Innovative new technology is crucial to helping companies implement a more efficient production process. Injection moulding has been used for decades to produce high volumes of plastic parts in many industries. The most time-consuming part of injection moulding is the time it takes for the molten material to cool into its final shape. Straight-line cooling channels can help speed up cooling cycles, but the channels do not always allow for uniform cooling of a part. Additive Manufacturing has transformed the way manufacturers use injection moulding to produce parts. Additive Manufacturing makes it possible for parts to be designed with cooling channels that conform to the complex internal and external geometries of a part, allowing for a faster, more efficient cooling cycle. 

 

R & D Collaboration

Toronto-based Dynaplas Ltd. is a world leader in the production of precision plastic components, primarily or the automotive market. The company also has a sister company, H20 Paddles, which manufactures white water kayak paddles. As an injection moulder, the company wanted to explore how conformal cooling could be integrated into the design of their moulds and what impact the process would have on their overall cycle time.
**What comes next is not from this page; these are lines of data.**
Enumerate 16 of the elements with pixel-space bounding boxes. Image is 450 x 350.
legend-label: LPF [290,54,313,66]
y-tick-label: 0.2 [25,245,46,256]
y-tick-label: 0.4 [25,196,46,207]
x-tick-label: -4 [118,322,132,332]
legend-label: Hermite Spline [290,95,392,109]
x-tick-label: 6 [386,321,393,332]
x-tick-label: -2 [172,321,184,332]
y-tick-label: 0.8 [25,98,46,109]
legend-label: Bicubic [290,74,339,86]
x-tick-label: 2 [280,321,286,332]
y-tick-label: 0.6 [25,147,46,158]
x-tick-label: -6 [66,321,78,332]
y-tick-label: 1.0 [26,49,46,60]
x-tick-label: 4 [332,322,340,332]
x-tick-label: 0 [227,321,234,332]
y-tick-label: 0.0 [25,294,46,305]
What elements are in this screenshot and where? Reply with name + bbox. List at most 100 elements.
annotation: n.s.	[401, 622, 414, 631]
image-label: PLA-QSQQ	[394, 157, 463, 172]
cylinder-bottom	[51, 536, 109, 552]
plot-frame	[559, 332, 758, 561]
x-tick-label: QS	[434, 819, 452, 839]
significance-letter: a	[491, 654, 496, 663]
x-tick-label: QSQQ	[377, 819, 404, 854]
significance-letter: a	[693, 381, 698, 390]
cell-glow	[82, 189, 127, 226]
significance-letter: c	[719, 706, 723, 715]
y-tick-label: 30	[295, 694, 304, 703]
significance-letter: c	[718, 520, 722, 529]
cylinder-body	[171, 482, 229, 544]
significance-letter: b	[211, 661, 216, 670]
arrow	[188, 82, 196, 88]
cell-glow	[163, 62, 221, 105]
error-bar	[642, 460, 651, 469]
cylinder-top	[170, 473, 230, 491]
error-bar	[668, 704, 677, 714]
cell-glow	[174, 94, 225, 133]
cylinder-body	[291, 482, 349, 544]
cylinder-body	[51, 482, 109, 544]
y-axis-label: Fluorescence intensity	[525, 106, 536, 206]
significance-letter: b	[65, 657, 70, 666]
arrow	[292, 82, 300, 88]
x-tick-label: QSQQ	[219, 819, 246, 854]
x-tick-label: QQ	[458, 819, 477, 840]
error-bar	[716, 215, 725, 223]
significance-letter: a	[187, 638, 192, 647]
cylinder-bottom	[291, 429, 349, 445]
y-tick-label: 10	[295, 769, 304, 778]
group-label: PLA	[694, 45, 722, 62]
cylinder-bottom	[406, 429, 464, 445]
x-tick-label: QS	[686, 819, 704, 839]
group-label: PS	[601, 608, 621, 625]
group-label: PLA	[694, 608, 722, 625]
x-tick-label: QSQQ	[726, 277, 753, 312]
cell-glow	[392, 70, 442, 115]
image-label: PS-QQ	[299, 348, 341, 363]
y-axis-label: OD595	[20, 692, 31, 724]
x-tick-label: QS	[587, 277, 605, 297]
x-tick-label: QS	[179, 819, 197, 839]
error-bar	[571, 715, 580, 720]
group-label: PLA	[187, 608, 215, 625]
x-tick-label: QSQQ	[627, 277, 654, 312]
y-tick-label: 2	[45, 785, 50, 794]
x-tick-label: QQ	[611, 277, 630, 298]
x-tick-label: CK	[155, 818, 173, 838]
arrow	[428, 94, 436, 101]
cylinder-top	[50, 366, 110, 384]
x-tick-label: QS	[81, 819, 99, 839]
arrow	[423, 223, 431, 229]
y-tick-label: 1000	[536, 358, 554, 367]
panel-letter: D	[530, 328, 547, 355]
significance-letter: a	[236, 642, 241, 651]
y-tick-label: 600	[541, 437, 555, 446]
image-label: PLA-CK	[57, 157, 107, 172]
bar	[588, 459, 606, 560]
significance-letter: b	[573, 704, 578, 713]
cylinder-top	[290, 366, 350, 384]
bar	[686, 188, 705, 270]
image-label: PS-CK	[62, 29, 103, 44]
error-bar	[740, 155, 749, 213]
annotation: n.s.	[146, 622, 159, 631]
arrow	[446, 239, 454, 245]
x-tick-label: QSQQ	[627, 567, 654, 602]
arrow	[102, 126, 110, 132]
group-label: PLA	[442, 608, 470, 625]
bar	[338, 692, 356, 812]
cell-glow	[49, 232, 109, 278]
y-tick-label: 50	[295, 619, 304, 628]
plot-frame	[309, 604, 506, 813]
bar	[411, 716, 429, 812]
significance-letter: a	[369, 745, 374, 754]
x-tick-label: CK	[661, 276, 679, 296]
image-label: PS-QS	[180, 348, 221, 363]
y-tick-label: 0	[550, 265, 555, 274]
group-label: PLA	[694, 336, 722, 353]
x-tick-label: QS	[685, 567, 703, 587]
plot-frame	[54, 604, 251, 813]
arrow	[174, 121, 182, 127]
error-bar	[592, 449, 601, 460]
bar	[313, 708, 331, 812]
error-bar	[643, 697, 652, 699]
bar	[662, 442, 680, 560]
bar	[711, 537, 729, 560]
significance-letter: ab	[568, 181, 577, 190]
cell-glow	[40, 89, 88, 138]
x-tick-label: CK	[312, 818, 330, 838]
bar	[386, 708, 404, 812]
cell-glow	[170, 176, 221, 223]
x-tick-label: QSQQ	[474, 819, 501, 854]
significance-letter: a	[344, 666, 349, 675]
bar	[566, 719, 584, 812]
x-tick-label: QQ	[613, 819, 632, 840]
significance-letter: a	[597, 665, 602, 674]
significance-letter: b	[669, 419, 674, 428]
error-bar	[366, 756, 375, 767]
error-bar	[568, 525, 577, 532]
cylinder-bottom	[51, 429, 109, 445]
Dynaplas asked Mohawk College’s Additive Manufacturing Innovation Centre to redesign a kayak paddle mould. The paddle represented a unique production challenge: to ensure a high-quality part the molten plastic used to manufacture the part must solidify properly, taking up valuable time during the manufacturing cycle.

 

Innovative Results

Using computer-aided design (CAD), the research team designed several variations of the paddle mould, each design with a different placement of the conformal cooling channels. They used thermal modelling software to analyze the different options and evaluated how the temperature disruption of the part was impacted by the positioning of the channels. Before printing the final part, the research team also evaluated the mechanical and material properties of MS1, a tool steel developed for additive manufacturing. Material testing confirmed the suitability of this steel for use as a kayak paddle mould.

Testing the part in the injection moulding production process has shown that the new design reduced cycle time by over 60% from the conventional cooling channel design. This reduction in cycle time improved throughput and reduced costs for Dynaplas.

"Our partnership with Mohawk is critical because it allows us to explore new technologies and see what advantages they can bring to Dynaplas," explains Annette Langhammer, Director of Advanced Engineering for Dynaplas LTD. "This collaboration allows us to produce a part that is of higher quality and at a faster rate, making us more competitive."